Metastasis occur on average 4 years after diagnosis of the primary GIST, but can take up to 20 years to occur [8]. Thus, our report highlights the importance of long-term clinical and radiological patient monitoring, even after early diagnosis. Modalities of the necessary active controls (frequency, MRI or CT imaging, blood analysis) depend on initial recurrence risk. The duration of the surveillance remains debated. Medical oncologists must be aware of that and should not forget the possible occurrence of rare metastatic evolutions (bone, lung). Moreover, adjuvant therapy duration of imatinib after resection of the primary should perhaps be extended, considering the long-time onset, as the clinical trial ImadGIST aims to investigate [16].

We proposed a complete resection of the humeral metastasis, framed by a targeted therapy with imatinib, although standards of care recommendations are not yet established, because such cases have only rarely been reported [8]. After humeral bone metastasis diagnosis and preoperative treatment, no other lesion developed, making the surgery feasible and resulting in complete remission until now. The French sarcoma group studied how local ablative treatments increased the overall survival in oligometastatic bone and soft-tissue sarcomas [17].

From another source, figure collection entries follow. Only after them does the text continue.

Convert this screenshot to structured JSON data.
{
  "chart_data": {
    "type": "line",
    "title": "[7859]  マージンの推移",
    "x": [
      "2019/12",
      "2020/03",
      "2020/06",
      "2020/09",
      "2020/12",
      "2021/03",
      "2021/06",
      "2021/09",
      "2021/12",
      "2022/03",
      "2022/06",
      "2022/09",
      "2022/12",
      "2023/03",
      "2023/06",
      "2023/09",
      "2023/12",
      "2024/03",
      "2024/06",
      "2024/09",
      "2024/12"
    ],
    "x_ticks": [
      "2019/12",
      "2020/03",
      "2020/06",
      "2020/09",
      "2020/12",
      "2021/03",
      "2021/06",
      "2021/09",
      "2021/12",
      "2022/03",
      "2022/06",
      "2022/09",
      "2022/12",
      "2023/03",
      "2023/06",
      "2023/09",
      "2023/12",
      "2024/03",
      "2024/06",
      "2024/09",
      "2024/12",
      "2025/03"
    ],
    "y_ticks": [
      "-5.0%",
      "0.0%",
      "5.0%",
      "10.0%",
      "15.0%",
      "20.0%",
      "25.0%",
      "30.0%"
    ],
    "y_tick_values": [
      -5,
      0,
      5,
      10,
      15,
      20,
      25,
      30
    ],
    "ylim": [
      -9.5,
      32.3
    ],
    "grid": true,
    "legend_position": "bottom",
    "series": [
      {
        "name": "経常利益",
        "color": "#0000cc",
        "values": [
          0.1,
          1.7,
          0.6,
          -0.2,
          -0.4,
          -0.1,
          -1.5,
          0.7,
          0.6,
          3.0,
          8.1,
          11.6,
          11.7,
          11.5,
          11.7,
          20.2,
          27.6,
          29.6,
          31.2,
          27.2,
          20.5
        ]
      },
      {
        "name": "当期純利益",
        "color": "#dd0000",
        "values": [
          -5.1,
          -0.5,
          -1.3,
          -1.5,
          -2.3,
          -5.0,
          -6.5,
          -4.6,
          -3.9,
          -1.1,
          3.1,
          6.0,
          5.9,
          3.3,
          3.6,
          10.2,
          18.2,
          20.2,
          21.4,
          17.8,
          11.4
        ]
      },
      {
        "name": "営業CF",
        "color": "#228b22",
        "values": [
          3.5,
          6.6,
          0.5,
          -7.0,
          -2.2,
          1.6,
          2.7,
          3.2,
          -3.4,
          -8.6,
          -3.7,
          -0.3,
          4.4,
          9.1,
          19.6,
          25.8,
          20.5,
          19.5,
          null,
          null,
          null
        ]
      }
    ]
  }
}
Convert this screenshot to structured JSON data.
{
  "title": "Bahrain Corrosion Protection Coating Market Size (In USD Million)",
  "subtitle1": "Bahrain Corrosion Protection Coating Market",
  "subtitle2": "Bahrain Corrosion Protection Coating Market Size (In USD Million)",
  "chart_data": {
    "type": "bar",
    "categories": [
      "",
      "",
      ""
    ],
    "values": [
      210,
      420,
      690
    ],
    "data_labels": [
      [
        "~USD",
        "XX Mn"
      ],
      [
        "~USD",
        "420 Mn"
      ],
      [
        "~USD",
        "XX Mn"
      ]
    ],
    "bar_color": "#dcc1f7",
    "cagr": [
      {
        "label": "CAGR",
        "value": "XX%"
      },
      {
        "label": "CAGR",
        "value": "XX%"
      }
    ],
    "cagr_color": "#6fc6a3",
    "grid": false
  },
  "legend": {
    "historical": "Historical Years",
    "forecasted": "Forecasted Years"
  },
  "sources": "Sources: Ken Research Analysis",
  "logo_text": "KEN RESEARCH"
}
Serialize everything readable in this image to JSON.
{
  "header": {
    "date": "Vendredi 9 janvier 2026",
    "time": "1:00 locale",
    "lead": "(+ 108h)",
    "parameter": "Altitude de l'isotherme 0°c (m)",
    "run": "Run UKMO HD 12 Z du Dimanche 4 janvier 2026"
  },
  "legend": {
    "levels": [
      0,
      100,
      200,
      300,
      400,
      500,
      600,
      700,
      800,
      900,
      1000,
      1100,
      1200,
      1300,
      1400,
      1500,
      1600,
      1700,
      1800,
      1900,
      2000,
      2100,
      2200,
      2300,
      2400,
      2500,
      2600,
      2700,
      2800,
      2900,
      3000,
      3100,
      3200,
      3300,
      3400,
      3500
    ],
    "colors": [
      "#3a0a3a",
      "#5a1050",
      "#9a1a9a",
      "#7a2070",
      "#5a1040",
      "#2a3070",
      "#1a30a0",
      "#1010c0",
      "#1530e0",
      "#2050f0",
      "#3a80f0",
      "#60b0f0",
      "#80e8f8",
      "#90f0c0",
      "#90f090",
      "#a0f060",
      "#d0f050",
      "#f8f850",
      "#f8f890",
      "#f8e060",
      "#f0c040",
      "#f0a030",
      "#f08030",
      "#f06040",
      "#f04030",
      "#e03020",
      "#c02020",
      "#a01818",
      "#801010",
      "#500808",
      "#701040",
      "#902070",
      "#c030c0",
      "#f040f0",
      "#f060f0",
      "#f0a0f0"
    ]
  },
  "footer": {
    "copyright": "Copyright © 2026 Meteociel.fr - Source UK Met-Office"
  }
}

Moreover, the development of well-known hepatic metastasis during evolution of colorectal cancer requires, for the patients considered eligible, an aggressive oncological and surgical approach to improve overall survival [18, 19]. These results support the concept of an intermediate stage between local and diffuse metastatic disease that should be managed more aggressively than standard palliative care. Targeted metastatic surgery, stereotaxic radiotherapy, or radiofrequency must be considered in addition to tyrosine kinase inhibitors treatments, depending on the molecules previously administrated. Imatinib, sunitinib, and regorafenib were proved effective in first, second, and third line of advanced or metastatic disease, respectively.

Recently, other TKI such as avapritinib or ripretinib appear to be interesting for fourth-line therapy or in cases of specific secondary resistance mutations [20, 21]. It can be concluded that multidisciplinary approaches are required to significantly increase the overall survival with a satisfactory quality of life [9, 10]. Current literature concerning solely bone metastasis or other metastatic sites highlights the precautions and dialogues needed to optimize the sequence of surgery modalities, radiotherapy, and oral drugs, for the benefit of the patient. Biological aspects require further investigations to understand the molecular pathways involved in tumor escaping. The problematic of heterogeneity of secondary resistance mutations has already been pointed out in 2006 [22, 23]. Two-thirds of the GIST cases develop secondary resistance mutations, affecting mostly the same allele as the first mutation detected, which result in therapy resistance [24].

No specific molecular profile among those identified [25] appears to be associated with aggressivity [3, 11]. Consequently, no recommendation for a systematic screening has been settled.

Our knowledge of the evolution of diseases such as GIST is progressing, as witnessed in the current literature, and thus the need for medical oncologists to implement long-term patient surveillance, with modalities depending on the initial recurrence risk [7]. This report highlights the potential occurrence of delayed metastasis at least 5 years after the patient was diagnosed with a jejunal GIST. We draw attention to the benefits of a concerted, multimodal therapeutic approach taking into account the metastasis sites and the patient medical operability. State-of-the-art therapies offer targeted metastatic surgery and implementation of radiofrequency, or of stereotaxic radiotherapy, complemented with specific tyrosine kinase inhibitors, that have not yet been administered.

In conclusion, appropriate clinical and surgical management of such clinical cases requires active multidisciplinary collaboration between medical oncologists, radiotherapists, surgeons, and pathologists to achieve optimal overall survival and patient quality of life.